Serena Mollicone, la Cassazione dispone l'Appello bis. La storia dell'omicidio di Arce
Il caso di cronaca accaduto 24 anni fa
Serena Mollicone, la Cassazione dispone l'Appello bis
Ci sarà un nuovo processo di appello per il delitto di Arce in cui morì Serena Mollicone. Lo hanno deciso i giudici di Cassazione accogliendo l'istanza della Procura generale della Corte d'Appello di Roma contro l'assoluzione dell'ex comandante della caserma di Arce, Franco Mottola, della moglie Anna Maria e del figlio Marco che erano accusati dell'omicidio avvenuto nel giugno del 2001 nel centro del Frusinate. Serena Mollicone, dalla morte alla sentenza in Cassazione: la storia dell'omicidio di Arce.
La storia
Serena Mollicone scompare dalla sua casa di Arce, in provincia di Frosinone, il primo giugno del 2021. La sparizione venne denunciata alle forze dell'ordine. Il corpo senza vita della giovane venne ritrovato due giorni dopo a Fontecupa, nel territorio di Anatrella, una piccola frazione di Monte San Giovanni Campano, poco distante dal luogo della scomparsa.
I fatti
La mattina del primo giugno 2001 Mollicone lascia l’ultima traccia della sua vita alle 9.30 del mattino all’ospedale di Isola del Lori, dove si era recata per una radiografia ai denti. Da quel momento più nulla. Diverse persone raccontarono nei giorni seguenti, nel pieno delle ricerche, di averla vista, chi in un negozio, chi per strada. Testimonianze per lo più risultate infondate. Quel pomeriggio avrebbe dovuto prima incontrare il suo ragazzo e poi recarsi di nuovo dal dentista. Non essendosi presentata né al primo e nemmeno al secondo appuntamento il padre denunciò la scomparsa. Erano le 22.
Immediate scattarono le ricerche effettuate dalle forze dell’ordine assieme a decine di parenti, amici, conoscenti e semplici compaesani. Due giorni dopo, la mattina del 3 giugno, uomini della Protezione Civile ritrovarono il corpo di Serena nel boschetto di Fonte Cupa, ad Anatrella.

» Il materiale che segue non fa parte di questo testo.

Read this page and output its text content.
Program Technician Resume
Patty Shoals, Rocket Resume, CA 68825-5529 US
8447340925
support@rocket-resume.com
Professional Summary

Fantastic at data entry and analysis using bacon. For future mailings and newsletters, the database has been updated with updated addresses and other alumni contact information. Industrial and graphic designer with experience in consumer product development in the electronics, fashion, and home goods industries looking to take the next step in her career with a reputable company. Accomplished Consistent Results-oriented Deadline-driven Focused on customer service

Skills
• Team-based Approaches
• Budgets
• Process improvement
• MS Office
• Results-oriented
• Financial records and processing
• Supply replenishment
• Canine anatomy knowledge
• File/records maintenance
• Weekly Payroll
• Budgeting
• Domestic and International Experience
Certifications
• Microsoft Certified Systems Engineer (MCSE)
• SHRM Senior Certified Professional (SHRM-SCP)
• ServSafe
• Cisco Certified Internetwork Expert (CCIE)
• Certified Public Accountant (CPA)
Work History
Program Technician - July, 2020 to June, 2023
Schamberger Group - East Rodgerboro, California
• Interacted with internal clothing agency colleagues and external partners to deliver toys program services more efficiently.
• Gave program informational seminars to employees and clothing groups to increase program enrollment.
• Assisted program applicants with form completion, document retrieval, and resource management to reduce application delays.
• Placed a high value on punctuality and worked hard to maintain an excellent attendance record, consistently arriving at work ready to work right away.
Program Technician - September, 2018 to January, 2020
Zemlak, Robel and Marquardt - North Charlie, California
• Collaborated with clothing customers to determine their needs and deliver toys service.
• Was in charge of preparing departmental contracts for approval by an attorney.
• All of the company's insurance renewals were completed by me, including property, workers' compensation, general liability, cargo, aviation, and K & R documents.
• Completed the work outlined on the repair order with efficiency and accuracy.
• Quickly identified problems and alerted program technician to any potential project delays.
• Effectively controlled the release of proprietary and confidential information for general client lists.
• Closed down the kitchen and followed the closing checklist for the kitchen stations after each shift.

Il corpo era nascosto da arbusti e fogliame. La testa era all’interno di un sacchetto di plastica, le mani e i piedi erano legati con del nastro adesivo e del filo di ferro. Accanto a lei alcuni effetti personali, non la borsa, l’orologio, le chiavi di casa e il suo cellulare. L’autopsia stabilì il decesso per asfissia: non ci fu alcun tipo di violenza carnale.
L’inchiesta
Al centro del lavoro egli inquirenti finì anche il padre della vittima, Gugliemo Mollicone, ed il fidanzato della ragazza, Michele Fioretti, il cui alibi venne però verificato e confermato più volte. Nel settembre 2002 venne iscritto nel registro degli indagati Carmine Belli, carrozziere di Arci che raccontò ai Carabinieri di aver visto Serena ancora viva litigare con un giovane, dai capelli biondi. Belli venne prosciolto dalle accuse in tutti e tre i gradi di giudizio. La svolta nel 2011 quando la Procura di Cassino ha iscritto nel registro degli indagati l’ex fidanzato di Serena, la madre, Rosina Partigianoni, l’ex Maresciallo dei carabinieri, Franco Mottola, il figlio, Marco ed il carabiniere Francesco Suprano con l’accusa di omicidio volontario ed occultamento di cadavere.
Nel 2016 il corpo di Serena venne riesumato per una nuova autopsia. Secondo la Procura la ragazza sarebbe stata uccisa presso la caserma dei Carabinieri di Arce e che una delle porte fosse stata l’arma del delitto; ipotesi contestata dai consulenti della difesa. Le indagini si chiusero nel 2019, con la richiesta di rinvio a giudizio di 5 persone, tra cui 3 carabinieri: il maresciallo Mottola, la moglie Annamaria e il figlio Marco vennero accusati di omicidio aggravato, il sottufficiale Vincenzo Quatrale venne imputato per concorso in omicidio e per istigazione al suicidio di Tuzi, mentre il carabiniere Francesco Suprano per favoreggiamento. Secondo la ricostruzione degli inquirenti, a colpirla sarebbe stato il figlio di Mottola, Marco, probabilmente facendo sbattere la testa di Serena contro una porta all'interno della caserma.
Il processo
Il processo cominciò il 19 marzo 2021 contro tutti e 5 gli imputati. Il 15 luglio 2022 dopo 46 udienze la Corte d’Assise di Cassino assolse tutti gli imputati da ogni capo d’accusa per non aver commesso il fatto. Il 12 luglio 2024 la Corte d’Appello di Roma confermò la sentenza di assoluzione anche in secondo grado.